During my three month PhD research placement at the British Library I analysed data from the Endangered Archives Programme (EAP). The placement came about because the EAP team wanted to visualise the data on their African projects from the 13 years the programme has been running. The EAP fund projects to conserve and digitise endangered archives all over the world. The African focus was partially to keep the scope of the project reasonable for a three month project, and partially because the EAP team were interested to find out about coverage gaps they may have in Africa and what might cause them.

The EAP system has evolved over time so my first job was collating and cleaning the data. I was then able to explore the types of data visualisation tools available. In addition to Excel, I used visualisation software available online including Google Fusion Tables for mapping, Gephi for network visualisations, and Tableau Public, which can generate maps, graphs, and charts. I also conducted analysis of feedback sent to unsuccessful applicants, allowing me to pinpoint issues that regularly lead to projects being rejected. In all of this I was guided and supported by two great supervisors, Adi Keinan-Schoonbaert, digital curator for Asian and African Collections, and Jody Butterworth, curator of the EAP.

Photo from a Cameroonian photographic archive (EAP054)
Photo from a Cameroonian photographic archive (EAP054)
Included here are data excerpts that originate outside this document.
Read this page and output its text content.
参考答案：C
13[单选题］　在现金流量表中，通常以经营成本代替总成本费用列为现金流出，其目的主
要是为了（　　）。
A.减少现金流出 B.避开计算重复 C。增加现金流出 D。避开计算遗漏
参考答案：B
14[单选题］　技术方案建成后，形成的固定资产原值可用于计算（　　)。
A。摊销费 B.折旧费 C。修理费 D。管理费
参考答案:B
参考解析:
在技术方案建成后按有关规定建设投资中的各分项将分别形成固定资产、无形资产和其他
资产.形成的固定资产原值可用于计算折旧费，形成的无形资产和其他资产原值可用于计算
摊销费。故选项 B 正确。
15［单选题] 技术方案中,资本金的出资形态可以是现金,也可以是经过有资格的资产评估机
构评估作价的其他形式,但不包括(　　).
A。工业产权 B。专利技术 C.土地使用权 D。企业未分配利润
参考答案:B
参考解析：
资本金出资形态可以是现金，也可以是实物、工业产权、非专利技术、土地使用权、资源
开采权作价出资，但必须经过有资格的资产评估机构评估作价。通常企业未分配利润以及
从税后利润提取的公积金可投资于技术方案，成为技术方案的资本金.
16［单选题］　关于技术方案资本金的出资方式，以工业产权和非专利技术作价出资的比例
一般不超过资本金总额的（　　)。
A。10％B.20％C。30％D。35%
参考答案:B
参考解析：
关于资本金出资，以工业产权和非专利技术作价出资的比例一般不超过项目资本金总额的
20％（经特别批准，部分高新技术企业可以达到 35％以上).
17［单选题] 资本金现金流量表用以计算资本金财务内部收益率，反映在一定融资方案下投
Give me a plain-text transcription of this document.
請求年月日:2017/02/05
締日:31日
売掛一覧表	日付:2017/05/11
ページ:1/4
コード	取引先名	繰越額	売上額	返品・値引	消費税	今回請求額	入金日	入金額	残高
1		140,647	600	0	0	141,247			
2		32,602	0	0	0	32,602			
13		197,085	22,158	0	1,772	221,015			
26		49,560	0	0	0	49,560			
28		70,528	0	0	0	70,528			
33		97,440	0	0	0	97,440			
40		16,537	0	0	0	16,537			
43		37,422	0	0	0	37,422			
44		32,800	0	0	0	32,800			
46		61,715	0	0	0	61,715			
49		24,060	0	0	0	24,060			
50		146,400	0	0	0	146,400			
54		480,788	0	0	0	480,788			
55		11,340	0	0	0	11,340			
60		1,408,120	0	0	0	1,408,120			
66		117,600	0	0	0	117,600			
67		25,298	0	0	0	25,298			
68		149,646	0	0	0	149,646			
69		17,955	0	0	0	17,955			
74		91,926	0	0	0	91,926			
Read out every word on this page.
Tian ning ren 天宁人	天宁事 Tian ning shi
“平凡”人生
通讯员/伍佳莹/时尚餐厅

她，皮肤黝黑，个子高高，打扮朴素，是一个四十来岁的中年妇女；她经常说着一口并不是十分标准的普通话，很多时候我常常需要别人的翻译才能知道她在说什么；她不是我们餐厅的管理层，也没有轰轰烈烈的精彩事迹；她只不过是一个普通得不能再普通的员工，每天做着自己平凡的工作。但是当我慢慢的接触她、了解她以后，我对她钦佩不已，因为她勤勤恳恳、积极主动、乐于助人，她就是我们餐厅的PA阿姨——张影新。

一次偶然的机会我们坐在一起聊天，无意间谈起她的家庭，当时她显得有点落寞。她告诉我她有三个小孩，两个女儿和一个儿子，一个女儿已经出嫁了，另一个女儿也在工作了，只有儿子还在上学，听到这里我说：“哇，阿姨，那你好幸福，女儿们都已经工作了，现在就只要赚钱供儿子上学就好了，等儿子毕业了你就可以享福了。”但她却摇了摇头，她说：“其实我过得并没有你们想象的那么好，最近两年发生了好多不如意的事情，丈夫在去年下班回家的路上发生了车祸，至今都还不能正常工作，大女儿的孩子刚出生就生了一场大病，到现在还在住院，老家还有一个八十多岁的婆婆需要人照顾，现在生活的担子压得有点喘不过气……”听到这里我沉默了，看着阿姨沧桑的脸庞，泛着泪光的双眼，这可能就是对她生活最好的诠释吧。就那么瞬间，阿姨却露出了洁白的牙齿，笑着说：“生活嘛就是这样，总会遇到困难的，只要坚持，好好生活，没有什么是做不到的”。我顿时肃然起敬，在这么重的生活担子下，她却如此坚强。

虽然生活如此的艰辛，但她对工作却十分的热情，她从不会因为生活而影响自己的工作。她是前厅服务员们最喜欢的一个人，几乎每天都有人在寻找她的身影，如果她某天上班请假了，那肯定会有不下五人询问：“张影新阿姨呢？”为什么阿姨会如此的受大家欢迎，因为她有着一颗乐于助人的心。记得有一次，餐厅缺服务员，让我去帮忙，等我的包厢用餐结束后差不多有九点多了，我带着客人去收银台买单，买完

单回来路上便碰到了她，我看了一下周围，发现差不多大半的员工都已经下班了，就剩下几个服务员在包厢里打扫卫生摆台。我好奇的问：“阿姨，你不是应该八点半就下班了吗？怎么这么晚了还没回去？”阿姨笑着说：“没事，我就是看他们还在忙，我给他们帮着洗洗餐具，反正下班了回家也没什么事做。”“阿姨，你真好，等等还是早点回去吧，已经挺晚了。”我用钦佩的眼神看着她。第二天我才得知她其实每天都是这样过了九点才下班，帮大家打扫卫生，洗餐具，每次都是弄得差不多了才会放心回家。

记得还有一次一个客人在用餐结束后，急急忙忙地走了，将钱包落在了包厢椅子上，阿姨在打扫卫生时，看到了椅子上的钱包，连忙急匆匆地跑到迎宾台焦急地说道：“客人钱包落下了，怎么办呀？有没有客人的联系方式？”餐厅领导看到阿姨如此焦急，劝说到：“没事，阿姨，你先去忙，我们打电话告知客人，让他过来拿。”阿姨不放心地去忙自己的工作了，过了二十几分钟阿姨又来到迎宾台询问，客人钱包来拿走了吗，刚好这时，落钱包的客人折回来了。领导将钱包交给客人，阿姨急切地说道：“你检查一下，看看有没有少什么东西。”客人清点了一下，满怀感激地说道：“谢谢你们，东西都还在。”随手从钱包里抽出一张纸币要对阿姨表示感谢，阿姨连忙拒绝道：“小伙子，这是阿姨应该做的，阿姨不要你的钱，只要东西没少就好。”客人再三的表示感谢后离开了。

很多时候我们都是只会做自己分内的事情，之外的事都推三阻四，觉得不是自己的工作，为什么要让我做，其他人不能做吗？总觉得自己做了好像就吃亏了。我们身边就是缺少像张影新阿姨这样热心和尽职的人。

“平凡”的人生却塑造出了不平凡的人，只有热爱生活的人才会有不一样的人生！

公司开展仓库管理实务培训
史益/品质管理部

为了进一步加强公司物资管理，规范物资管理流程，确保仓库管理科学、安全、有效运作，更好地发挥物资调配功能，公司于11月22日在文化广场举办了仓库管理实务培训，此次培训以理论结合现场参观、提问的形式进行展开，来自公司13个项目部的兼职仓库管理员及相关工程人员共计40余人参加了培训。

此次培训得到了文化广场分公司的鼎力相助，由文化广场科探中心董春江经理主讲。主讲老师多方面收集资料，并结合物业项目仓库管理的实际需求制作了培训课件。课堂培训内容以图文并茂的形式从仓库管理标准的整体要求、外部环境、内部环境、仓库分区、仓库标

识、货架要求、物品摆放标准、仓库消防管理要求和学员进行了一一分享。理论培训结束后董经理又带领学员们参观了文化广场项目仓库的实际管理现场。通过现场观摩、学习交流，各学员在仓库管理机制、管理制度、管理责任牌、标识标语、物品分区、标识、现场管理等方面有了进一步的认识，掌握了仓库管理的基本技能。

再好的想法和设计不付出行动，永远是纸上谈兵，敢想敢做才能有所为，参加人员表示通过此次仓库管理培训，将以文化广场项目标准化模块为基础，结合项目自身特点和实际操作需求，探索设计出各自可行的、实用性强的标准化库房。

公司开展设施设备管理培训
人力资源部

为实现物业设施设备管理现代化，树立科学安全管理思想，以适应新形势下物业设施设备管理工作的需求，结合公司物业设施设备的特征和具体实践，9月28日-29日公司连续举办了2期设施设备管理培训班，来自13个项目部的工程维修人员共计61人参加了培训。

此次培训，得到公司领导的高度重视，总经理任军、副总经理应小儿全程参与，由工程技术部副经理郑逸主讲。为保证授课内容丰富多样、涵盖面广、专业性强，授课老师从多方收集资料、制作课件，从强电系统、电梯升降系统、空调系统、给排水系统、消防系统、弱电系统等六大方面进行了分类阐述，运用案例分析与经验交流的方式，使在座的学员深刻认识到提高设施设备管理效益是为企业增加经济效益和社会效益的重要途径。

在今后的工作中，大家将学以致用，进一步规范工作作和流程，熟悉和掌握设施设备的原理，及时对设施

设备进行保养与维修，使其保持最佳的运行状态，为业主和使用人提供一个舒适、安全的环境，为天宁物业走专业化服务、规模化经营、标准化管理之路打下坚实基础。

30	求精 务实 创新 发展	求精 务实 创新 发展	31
My placement was not directly related to my PhD but I gained a lot from my time at the BL. During my placement I wrote three posts for the digital scholarship blog, created many visualisations for the EAP team, and wrote reports to aid future, comparable analysis of other EAP data. I gained technical skills, learning to use visualisation tools which I hope to apply to my own data; got to meet and discuss my work with many experts working at the Library; and discovered the wealth of materials available for research through the EAP. They have funded the preservation and digitisation of a diverse range of archives including rock inscriptions, music, and personal diaries, much of which is available via their website. It is fascinating to think of what we may learn from these resources in the future.

Key points

  • The Endangered Archives Programme has created an important digital resource for scholars, providing access to a wide variety of rare and endangered materials from all over the world.
  • Visualisation techniques can complement other research techniques and make data accessible to a much wider audience.
  • Undertaking a placement on a subject that is not directly related to their PhD topic can be a valuable way for students to expand their skills and knowledge base.